Cumhurbaşkanı ve AKP Genel Başkanı Recep Tayyip Erdoğan’ın imzasıyla 9 Ağustos tarihli Resmi Gazete’deki kararnameyle, Kara, Deniz ve Hava Kuvvetleri komutanlıklarından 187 general ve amiralin ataması yapıldı. Kara Kuvvetleri Komutanlığı’nda 117 generalin ataması yapılırken, Deniz Kuvvetleri Komutanlığı’nda 32 amiral, Hava Kuvvetleri Komutanlığı’nda ise 38 generalin görev yerleri değişti.
Dikkat çeken atamalardan biri Genelkurmay İstihbarat Başkanlığı’ndaki değişim oldu. Kararnameyle, Ege Ordusu Komutanlığı’na getirilen Genelkurmay 2. Başkanı İrfan Özsert’in yerine, Ege Ordu Komutanı Orgeneral Kemal Yeni Genelkurmay 2. Başkanı oldu.
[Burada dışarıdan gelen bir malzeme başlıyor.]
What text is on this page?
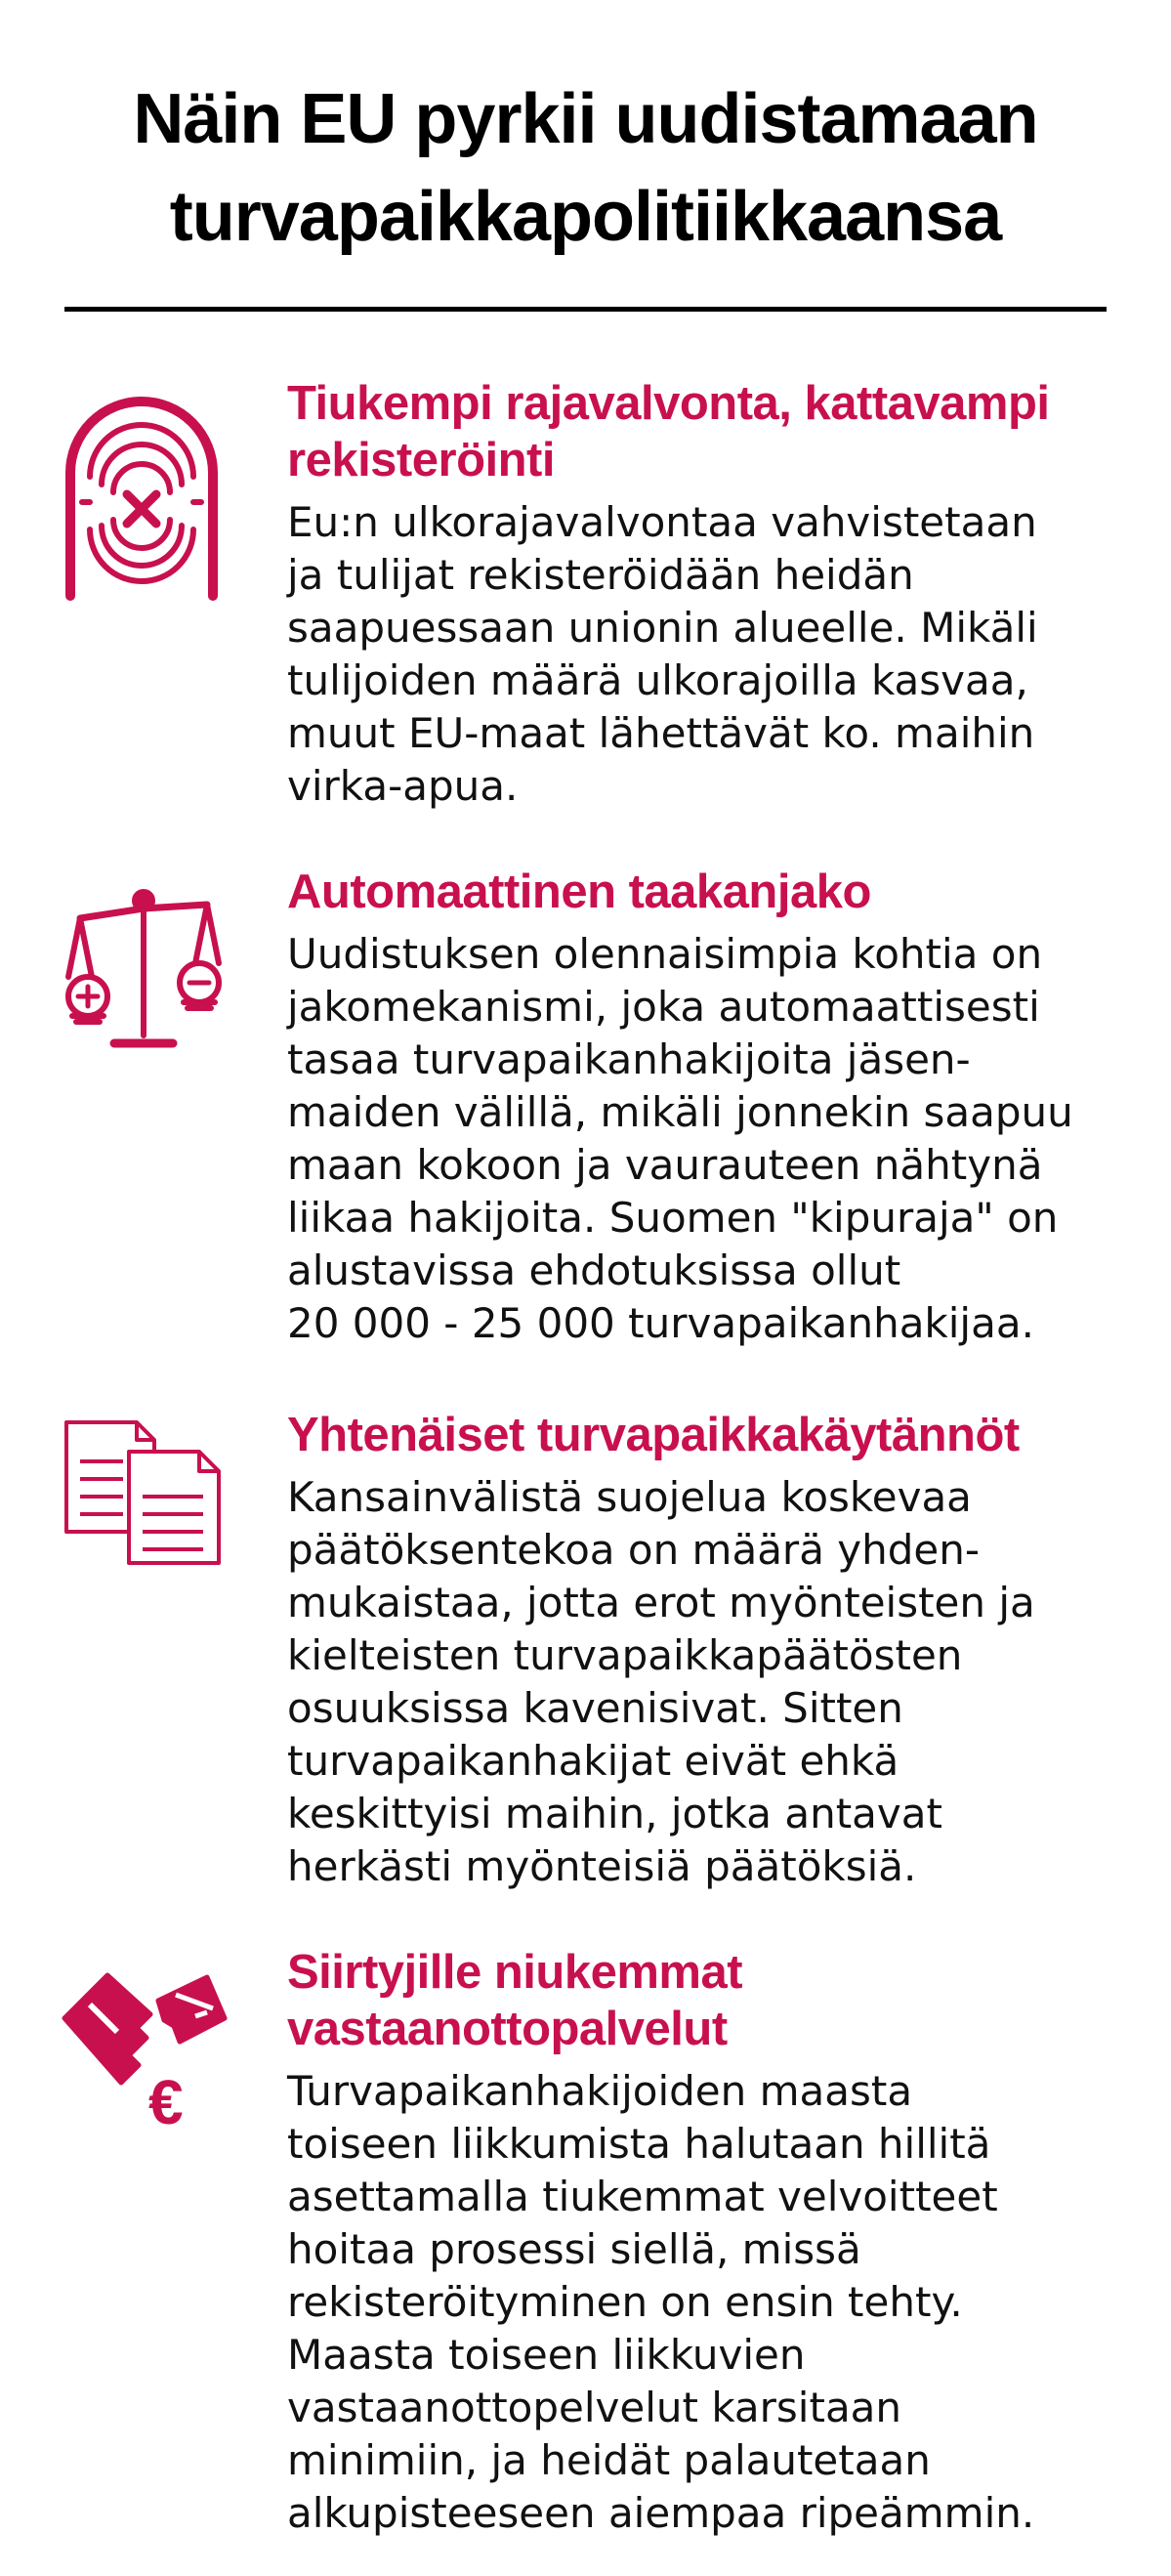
Näin EU pyrkii uudistamaan
turvapaikkapolitiikkaansa
Tiukempi rajavalvonta, kattavampi rekisteröinti

Eu:n ulkorajavalvontaa vahvistetaan
ja tulijat rekisteröidään heidän
saapuessaan unionin alueelle. Mikäli
tulijoiden määrä ulkorajoilla kasvaa,
muut EU-maat lähettävät ko. maihin
virka-apua.

Automaattinen taakanjako

Uudistuksen olennaisimpia kohtia on
jakomekanismi, joka automaattisesti
tasaa turvapaikanhakijoita jäsen-
maiden välillä, mikäli jonnekin saapuu
maan kokoon ja vaurauteen nähtynä
liikaa hakijoita. Suomen "kipuraja" on
alustavissa ehdotuksissa ollut
20 000 - 25 000 turvapaikanhakijaa.

Yhtenäiset turvapaikkakäytännöt

Kansainvälistä suojelua koskevaa
päätöksentekoa on määrä yhden-
mukaistaa, jotta erot myönteisten ja
kielteisten turvapaikkapäätösten
osuuksissa kavenisivat. Sitten
turvapaikanhakijat eivät ehkä
keskittyisi maihin, jotka antavat
herkästi myönteisiä päätöksiä.

€
Siirtyjille niukemmat vastaanottopalvelut

Turvapaikanhakijoiden maasta
toiseen liikkumista halutaan hillitä
asettamalla tiukemmat velvoitteet
hoitaa prosessi siellä, missä
rekisteröityminen on ensin tehty.
Maasta toiseen liikkuvien
vastaanottopelvelut karsitaan
minimiin, ja heidät palautetaan
alkupisteeseen aiempaa ripeämmin.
Müyesser Yıldız’ın “15 Temmuz’da Bodrumda Saklanan Komutan!..” başlıklı yazısında yer alan 15 Temmuz dava dosyasındaki ifadelere göre, darbe gecesi bodrumda saklanan bir isim. Bodrumda beraber saklandığı dönemin EDOK Okullar Komutanı korgeneral Abdullah Barutçu ise 15 Temmuz’dan hemen sonra tutuklandı ve dokuz yıldır cezaevinde buluyor.
Yıldız’ın yazısının ilgili bölümü şöyle:
BİRİ HAPİSTE DİĞERİ KARARGÂH’TA
Dünkü yazımızı, “Genelkurmay Karargâhı’nda önemli göreve atanan bir komutan var. Onu da yarın anlatalım.” diye bitirmiştik. Şimdi buna gelelim.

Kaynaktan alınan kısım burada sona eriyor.